Nesse sentido, a solução de governança para esse problema não deve se ater a mecanismos de remuneração individual. Devemos buscar formas que reconheçam a natureza coletiva da produção de conhecimento e que levem ao financiamento de estruturas públicas digitais. E junto com essas infraestruturas digitais públicas, precisamos estabelecer mecanismos de governança e financiamento que garantam o cumprimento dos interesses públicos e democráticos.

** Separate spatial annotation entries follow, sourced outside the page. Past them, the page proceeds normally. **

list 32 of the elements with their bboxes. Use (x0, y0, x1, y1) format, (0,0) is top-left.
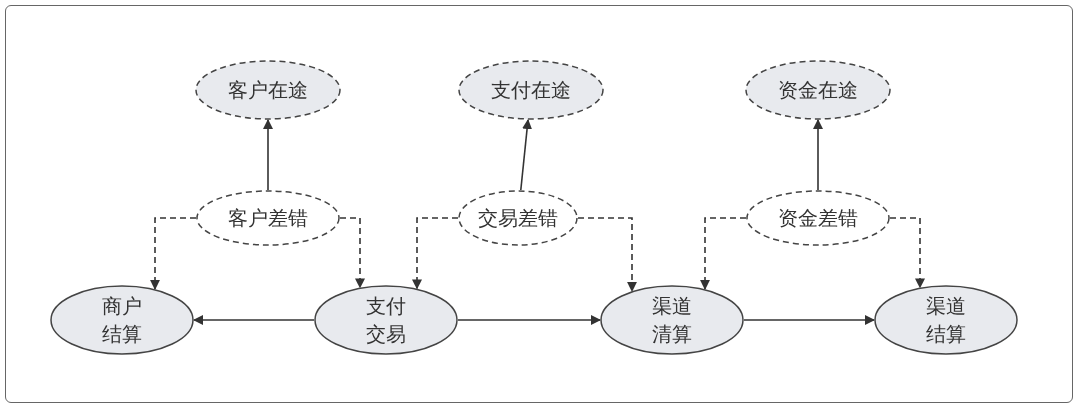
node-label: 支付交易 (365, 293, 407, 348)
ellipse-node (600, 285, 744, 355)
node-label: 资金差错 (778, 205, 858, 232)
dashed-arrow (412, 217, 459, 290)
ellipse-node (314, 285, 458, 355)
dashed-arrow (700, 217, 747, 290)
node-label: 渠道清算 (651, 293, 693, 348)
dashed-arrow (577, 217, 637, 292)
arrow (520, 119, 533, 191)
node-label: 商户结算 (101, 293, 143, 348)
arrow (743, 315, 875, 325)
node-label: 客户在途 (228, 77, 308, 104)
node-label: 渠道结算 (925, 293, 967, 348)
ellipse-node (874, 285, 1018, 355)
dashed-arrow (150, 217, 197, 290)
dashed-ellipse-node (458, 190, 578, 246)
node-label: 支付在途 (491, 77, 571, 104)
arrow (457, 315, 601, 325)
dashed-arrow (339, 217, 365, 289)
dashed-ellipse-node (746, 190, 890, 246)
dashed-ellipse-node (195, 60, 341, 120)
dashed-arrow (889, 217, 925, 289)
arrow (263, 119, 273, 191)
arrow (193, 315, 315, 325)
dashed-ellipse-node (196, 190, 340, 246)
arrow (813, 119, 823, 191)
dashed-ellipse-node (458, 60, 604, 120)
node-label: 客户差错 (228, 205, 308, 232)
node-label: 交易差错 (478, 205, 558, 232)
node-label: 资金在途 (778, 77, 858, 104)
ellipse-node (50, 285, 194, 355)
dashed-ellipse-node (745, 60, 891, 120)
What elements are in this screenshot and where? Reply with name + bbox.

Parece claro que o abismo tecnológico e financeiro entre as empresas do Norte Global e do Sul Global cria uma situação em que apenas os Estados têm uma capacidade realista de competir. A web, com sua natureza aberta e colaborativa, foi uma infraestrutura que entusiasmou a todos no início do século XXI devido às possibilidades de produzir bens culturais livres e acessíveis. No entanto, as plataformas de mídia social logo surgiram com seus jardins murados, bloqueando a interoperabilidade de conteúdo e se apropriando privadamente da produção coletiva. Os LLMs representam um novo capítulo neste desafio. Eles se apropriam não apenas do conteúdo expresso, mas também das maneiras como nos expressamos, das nossas estruturas de comunicação. Embora os LLMs indubitavelmente tragam benefícios e tenham muitos usos, levando à sua rápida adoção, quando usados no contexto de um mercado de publicidade e vigilância (capitalismo de vigilância) fracamente regulamentado formado por incentivos econômicos distorcidos, eles se tornam ferramentas para a produção adicional de conteúdo de baixa qualidade.